次にLV上げの為に狩りをするのだが、このエリアでの注意事項は「油断するな!!」だ。
特にアサシンスネークと呼ばれる蛇の魔物は要注意で、気配を断ち忍び寄って来てがぶりと噛み付き毒で相手を弱らせてから人間サイズ位なら一飲みにする。
現在は気配感知の上位スキルである気配看破を覚えたので気配を断って近付く存在には殆ど気が付く様になった。
勇者と言うより本当に斥候職と言った方が良いんじゃないだろうか?と自分でも思う程にはそちらの分野のスキルの成長が著しい。
攻撃手段もアサシンバッシュと言う背後からの一撃等のアサシン系の物が多くなってしまっている・・・
「勇者が不意打ちとか卑怯ですね」と侯爵家令嬢に冷たく言われたが覚えたスキルを見せろと言ったのはお前だよね?と言ってやりたいが、言っても意味はない事は十二分に解っている。
そんなことを考えている内に2匹の目のアサシンスネークを倒した。
アサシンスキルばかり生えるので自棄になって棒手裏剣作っちゃいました!!
棒手裏剣で相手を仕留めるとか男のロマンですよ!!(※個人差あります)
さて、この蛇さんは皮が人気だ。
光沢のあるブラックの蛇皮は富裕層の人気の皮の1つで高額で取引される。
蛇肉も美味いし、実は骨からも良い出汁が取れる。
PTメンバーの食事に出したが大絶賛された。
蛇出汁と知ったら何と言われるか判らないので勿論秘密であるし、今はまだ教える気は無い。

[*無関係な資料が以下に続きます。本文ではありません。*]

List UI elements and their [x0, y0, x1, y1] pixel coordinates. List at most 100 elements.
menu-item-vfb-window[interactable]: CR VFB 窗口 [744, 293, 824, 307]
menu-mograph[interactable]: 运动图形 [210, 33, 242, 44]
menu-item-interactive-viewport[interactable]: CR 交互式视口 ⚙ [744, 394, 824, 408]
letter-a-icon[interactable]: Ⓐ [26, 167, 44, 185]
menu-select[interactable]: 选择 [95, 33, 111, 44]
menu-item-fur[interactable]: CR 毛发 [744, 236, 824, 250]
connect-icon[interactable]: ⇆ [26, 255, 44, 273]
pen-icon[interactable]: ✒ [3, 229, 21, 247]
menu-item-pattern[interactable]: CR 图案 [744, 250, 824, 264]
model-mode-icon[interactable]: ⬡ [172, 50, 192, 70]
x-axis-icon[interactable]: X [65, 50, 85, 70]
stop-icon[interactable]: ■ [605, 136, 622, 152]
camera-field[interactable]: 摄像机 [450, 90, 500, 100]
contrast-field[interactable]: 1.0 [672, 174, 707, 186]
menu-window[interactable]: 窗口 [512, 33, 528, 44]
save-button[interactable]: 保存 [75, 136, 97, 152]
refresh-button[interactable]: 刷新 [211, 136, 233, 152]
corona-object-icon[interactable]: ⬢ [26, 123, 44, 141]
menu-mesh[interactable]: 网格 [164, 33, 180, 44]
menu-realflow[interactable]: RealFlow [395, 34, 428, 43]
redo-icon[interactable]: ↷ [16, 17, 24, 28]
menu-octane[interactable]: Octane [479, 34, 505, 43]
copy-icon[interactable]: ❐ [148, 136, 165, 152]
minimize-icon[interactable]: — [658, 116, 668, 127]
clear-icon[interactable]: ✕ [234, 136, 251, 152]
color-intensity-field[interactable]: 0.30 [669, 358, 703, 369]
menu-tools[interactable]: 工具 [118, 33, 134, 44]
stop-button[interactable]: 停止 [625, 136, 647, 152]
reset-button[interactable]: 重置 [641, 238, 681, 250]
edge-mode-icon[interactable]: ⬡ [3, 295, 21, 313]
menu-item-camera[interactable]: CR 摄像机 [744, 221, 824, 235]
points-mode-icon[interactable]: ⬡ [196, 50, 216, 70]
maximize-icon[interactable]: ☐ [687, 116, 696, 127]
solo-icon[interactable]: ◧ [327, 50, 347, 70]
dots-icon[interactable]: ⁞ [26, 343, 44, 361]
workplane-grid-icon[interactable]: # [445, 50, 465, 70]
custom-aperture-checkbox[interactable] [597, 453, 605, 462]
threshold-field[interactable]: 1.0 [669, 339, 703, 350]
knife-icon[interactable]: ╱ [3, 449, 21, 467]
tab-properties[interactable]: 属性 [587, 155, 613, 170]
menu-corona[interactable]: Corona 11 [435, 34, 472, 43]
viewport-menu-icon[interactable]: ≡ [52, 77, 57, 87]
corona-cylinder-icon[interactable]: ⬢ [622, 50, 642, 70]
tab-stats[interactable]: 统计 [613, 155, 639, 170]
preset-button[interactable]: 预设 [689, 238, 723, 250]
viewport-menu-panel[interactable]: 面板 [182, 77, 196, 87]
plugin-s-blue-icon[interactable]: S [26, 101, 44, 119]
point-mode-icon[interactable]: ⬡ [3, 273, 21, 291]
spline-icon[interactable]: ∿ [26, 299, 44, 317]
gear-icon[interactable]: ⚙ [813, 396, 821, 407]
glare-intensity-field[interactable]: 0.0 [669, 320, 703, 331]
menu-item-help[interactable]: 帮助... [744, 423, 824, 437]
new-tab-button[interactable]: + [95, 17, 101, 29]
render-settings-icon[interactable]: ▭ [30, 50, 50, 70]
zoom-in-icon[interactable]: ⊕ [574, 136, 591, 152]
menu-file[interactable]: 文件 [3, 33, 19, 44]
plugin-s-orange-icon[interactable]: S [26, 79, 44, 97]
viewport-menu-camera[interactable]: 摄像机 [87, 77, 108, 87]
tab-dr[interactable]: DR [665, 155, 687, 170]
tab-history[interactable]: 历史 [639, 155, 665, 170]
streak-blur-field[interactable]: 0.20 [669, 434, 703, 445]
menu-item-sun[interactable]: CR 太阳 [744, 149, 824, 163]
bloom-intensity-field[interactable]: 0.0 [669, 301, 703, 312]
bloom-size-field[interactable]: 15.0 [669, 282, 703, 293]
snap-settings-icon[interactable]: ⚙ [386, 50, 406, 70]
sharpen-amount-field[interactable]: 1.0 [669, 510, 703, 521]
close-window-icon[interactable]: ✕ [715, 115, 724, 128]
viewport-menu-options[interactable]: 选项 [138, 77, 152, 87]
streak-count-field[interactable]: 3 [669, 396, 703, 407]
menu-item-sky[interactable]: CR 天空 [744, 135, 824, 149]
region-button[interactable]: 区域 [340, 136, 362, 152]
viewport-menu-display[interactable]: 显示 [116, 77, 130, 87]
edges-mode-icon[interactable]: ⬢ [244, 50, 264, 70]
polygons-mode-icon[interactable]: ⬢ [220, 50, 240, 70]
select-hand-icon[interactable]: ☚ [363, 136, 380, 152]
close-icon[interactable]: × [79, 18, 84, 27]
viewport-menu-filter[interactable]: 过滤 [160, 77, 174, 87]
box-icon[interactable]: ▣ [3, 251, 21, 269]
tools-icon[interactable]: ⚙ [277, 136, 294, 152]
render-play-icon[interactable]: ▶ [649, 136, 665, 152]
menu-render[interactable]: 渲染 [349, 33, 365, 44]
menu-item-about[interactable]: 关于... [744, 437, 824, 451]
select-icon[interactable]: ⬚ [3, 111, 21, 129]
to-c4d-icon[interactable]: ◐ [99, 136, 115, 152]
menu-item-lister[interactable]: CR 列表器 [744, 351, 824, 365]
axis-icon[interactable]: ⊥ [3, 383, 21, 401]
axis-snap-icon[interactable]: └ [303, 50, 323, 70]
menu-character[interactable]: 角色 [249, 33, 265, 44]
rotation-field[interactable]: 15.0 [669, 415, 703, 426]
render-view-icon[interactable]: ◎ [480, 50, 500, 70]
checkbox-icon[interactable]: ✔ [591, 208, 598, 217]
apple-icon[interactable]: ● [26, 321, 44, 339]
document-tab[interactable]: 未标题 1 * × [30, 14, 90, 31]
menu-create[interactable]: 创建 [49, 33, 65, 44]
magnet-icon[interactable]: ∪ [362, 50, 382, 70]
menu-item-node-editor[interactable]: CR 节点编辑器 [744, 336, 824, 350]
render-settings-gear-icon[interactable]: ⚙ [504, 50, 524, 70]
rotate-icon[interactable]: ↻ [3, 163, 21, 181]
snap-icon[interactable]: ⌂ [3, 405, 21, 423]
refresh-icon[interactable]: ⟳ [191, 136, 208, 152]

「よし、良い食材が手に入ったな。これでスープと唐揚げ作ってと・・・」
蛇は額に棒手裏剣の一撃で倒したので血の飛沫を巻き散らしていないが気付かれたのだろうか?
このエリアで1番厄介な存在が近付いて来る。
木の上から相手を見下ろす様にしながら上手く隠れてやり過ごすこととした・・・
俺の隠れる木の下でクンクンと鼻を鳴らしている。
その魔物の名前をストーキングハイエナと言う。
群れで行動し大体5~10匹で狩りをする。
現在、俺の隠れる木の下にいるのは6匹のハイエナちゃんたちである。
アサシンスネークが倒されて寝そべっていた位置で鼻を鳴らしているのであの程度の外傷でも見つける程鼻が利くことが伺える。
如何すべきか考えていい案が思いついたので実行に移す。
先ず取り出しましたのは棒手裏剣!!
そこに~今回回収した素材のヒール茸の抽出しました毒を塗ります。
はい、投擲!!
「キャン」と鳴き1匹のハイエナちゃんが泡を吹いて倒れました。
残りの5匹が警戒しております。
棒手裏剣の傷をフンフンと嗅いで「ガウガウ」言っております。
情報交換でもしているのだろうか?
5匹は警戒しながらも速やかにその場を離れて行った。
あの魔物の厄介な所は遠吠えで仲間を永遠に感じる程呼び出す。
無限湧きじゃないのかと疑う程に寄ってくるのだ。
しかも、名前の如くストーキングされる。
倒せない事は無いのだが1人で相手するには面倒臭い魔物なのだ。
「何とか戦闘は避けれたな・・・」
ストーキングハイエナの戦いたくない理由の2番目は剥ぎ取れる物が殆ど無い。
魔石だけと言ってもいいだろう。
魔石はこのエリアに来るような者にとっては価値の低い魔石で、取り出すのも10匹位の分でないと取り出す手間の方が大変なのである。
そういう訳で棒手裏剣だけ回収してその場を後にした。
その後も魔物を狩り経験値を稼いだ。